Sephardic synagogue in Bordeaux, France

The Great Synagogue of Bordeaux (Grande synagogue de Bordeaux; Granda Sinagòga de Bordeu) is a Sephardic Jewish congregation and synagogue, located at 6 Rue du Grand Rabin Joseph Cohen, in Bordeaux, Gironde, in the Nouvelle-Aquitaine région of France.

== History ==
Sephardic Jews first fled to Bordeaux from the Iberian Peninsula following the Alhambra decree in 1492. Their religion was prohibited by several local decrees including in 1734. Following the Declaration of the Rights of Man adopted on August 26, 1789 during the French Revolution, discrimination against citizens was prohibited. In 1790 a partial decree stipulated that Portuguese (Sephardic) Jews were granted citizenship status, and the emancipation of all Jews in France was achieved the following year.

=== 19th century ===
A Neoclassical synagogue building was completed in 1812 as the first major synagogue built after Napoleon emancipated France's Jews. In 1873, this building was destroyed by fire.

A new synagogue, designed by Charles Bruguet, with the input of Charles Durand and Paul Abadie, and engineering by Gustave Eiffel, was completed in 1882 on a new site. Costing 660,000 French francs, the building was financed by donations, including significant contributions from the Pereire family, who were bankers, as well as from local and national government. The new synagogue was France's biggest synagogue when it was opened. The building combines Romanesque Revival and Byzantine Revival styles. There are two towers on the façade, similar to bell towers on church façades; some contemporary Jews criticised the design for looking too much like a church, and refused to give funding for the towers to be topped with bulbs. At the top of the façade there is a sculpture of the Tablets of Stone bearing the Ten Commandments.

=== 20th century ===
During the German occupation of France in World War II, Jews were interned at the synagogue before being deported to concentration camps; the building was then pillaged.

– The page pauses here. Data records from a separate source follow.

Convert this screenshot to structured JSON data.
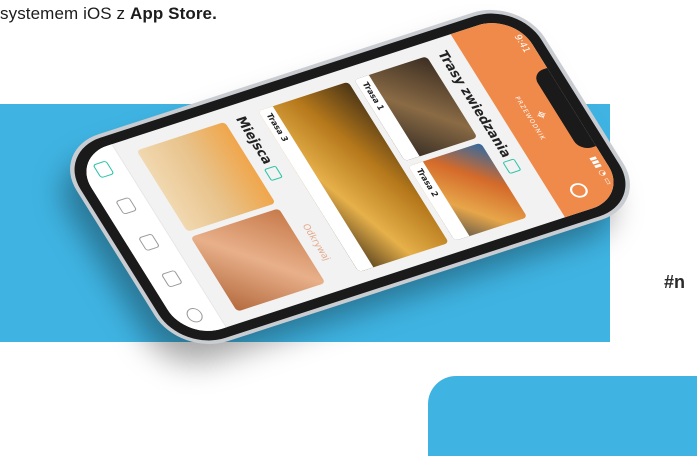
{
  "intro": {
    "prefix": "systemem iOS z ",
    "store": "App Store."
  },
  "hashtag": "#n",
  "phone": {
    "status_time": "9:41",
    "status_icons": "▮▮▮ ◔ ▭",
    "logo_name": "PRZEWODNIK",
    "section_routes_title": "Trasy zwiedzania",
    "cards": [
      {
        "label": "Trasa 1"
      },
      {
        "label": "Trasa 2"
      },
      {
        "label": "Trasa 3"
      }
    ],
    "section_places_title": "Miejsca",
    "see_all": "Odkrywaj"
  },
  "colors": {
    "accent_blue": "#3fb4e3",
    "header_orange": "#f08a4b",
    "teal": "#29c3a6"
  }
}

After the war, restoration took place and the building returned to its original plan in 1956. The synagogue became the largest Sephardic synagogue in France.

The number of Jews in Bordeaux grew significantly during the 1960s, as Jews who lived in the French colonies in North Africa fled from the newly decolonised Arab and Muslim states that were less tolerant of Judaism.

On 20 July 1998, the synagogue was classed as a monument historique.